Using Camera Projection on Draft Matte Painting Scene
- L K
- Apr 21, 2022
- 2 min read
Proof of Concept

Draft matte painting photoshop

Simplified scene with Unreal Engine foreground removed.
Split the scene into four layers; sky replacement, the city, and close/far spaceship.

COMPOSITING IN AFTER EFFECTS

I didn't spend too long trying to create a beautiful shot in this case. I rotoscoped out the background from the Unreal render with minimal adjustment.
The projection mapped render needed retiming to match the Unreal Engine footage.
I also added in a few subtle layers of smoke/mist atmospheric effects to test how they might work.
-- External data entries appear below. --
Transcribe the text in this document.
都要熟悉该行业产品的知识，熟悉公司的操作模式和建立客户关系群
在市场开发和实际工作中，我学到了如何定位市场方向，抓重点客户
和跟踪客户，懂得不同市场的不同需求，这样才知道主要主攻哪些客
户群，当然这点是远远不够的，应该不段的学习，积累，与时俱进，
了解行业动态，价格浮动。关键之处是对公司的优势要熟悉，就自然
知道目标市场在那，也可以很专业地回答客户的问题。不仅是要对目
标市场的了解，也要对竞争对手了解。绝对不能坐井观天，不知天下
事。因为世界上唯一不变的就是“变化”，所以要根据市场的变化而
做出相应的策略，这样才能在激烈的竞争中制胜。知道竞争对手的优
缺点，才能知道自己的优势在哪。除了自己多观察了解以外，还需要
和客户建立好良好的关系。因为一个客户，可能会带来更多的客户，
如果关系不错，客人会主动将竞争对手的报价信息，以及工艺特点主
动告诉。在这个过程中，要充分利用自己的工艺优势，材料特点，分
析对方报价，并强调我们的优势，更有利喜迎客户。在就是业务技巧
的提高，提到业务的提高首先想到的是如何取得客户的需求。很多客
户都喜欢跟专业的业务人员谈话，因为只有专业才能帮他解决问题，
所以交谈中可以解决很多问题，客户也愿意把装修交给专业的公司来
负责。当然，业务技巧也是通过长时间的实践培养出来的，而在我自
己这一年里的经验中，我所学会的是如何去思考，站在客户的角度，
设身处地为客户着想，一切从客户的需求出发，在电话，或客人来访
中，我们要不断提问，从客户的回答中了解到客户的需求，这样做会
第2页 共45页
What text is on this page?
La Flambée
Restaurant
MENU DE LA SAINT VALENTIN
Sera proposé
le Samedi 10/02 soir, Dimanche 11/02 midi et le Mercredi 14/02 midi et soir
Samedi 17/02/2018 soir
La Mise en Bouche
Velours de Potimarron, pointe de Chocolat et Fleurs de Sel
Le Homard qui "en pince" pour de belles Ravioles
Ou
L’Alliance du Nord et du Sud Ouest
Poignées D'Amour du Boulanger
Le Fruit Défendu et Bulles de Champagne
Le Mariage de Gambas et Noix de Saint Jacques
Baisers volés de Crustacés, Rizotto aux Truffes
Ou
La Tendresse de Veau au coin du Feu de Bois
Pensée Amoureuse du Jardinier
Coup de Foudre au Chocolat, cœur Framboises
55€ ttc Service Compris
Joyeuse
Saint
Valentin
Above is the rendered composition rendered as a highly compressed .gif for purposes of displaying in this blog. There's been little to no post production effects added to this as it's mostly just a proof of concept render to expose issues within the process.
IMPROVEMENTS
There are some obvious improvements that can be made to this image.
Stuttering - The camera movement of the Maya projection and Unreal Engine output did not match timings, resulting in time remapping of the projection layer. This has resulted in that layer having an inconsistent framerate which is visible as juttering as the pan is not smooth. A better or perfect camera match will eliminate this.
Atmospheric Effects - The semi transparent clouds around the space ships is an obvious issue. Removing this in the photoshop layers would clean up this issue, or projecting the spaceship with the clouds onto a plane instead of a cylinder would clean up the image too - the ship is far in the distance so parallax would essentially be a non issue.
Other atmospheric effects such as the smoke layers added require further rotoscoping or masking to stack/increase in intensity as the depth of the image increases. An easy solution to this would be to export/render the different planes as separate passes, allowing any adjustment layers/effects to be layered between the planes.
Visual Artefacts - As a result of projecting the buildings onto the greeble meshes, they don't match the silhouettes of the buildings properly, this has created to some gaps to appear, and also for some noticeable duplication as the camera pans.
I think that there is merit to using a mesh like this to project onto, but is this case it's unnecessary, and a simple plane or cubes would probably yield better results. I'll note the issues with the spaceships here too, again, using a plane would be easier and remove the backface projection issues here.
Foreground - The rotoscoping is not perfect - this was expected. The person is intended to be replaced by a greenscreen or simple 2d cutout element anyway, but it does showcase how rotoscoping is difficult with something that's got a lot of motion or lens blur.
Keying the background out of the shot would yield a more consistent result that rotoscoping, so rendering the Unreal Engine camera onto a green/blue plate should make that easier.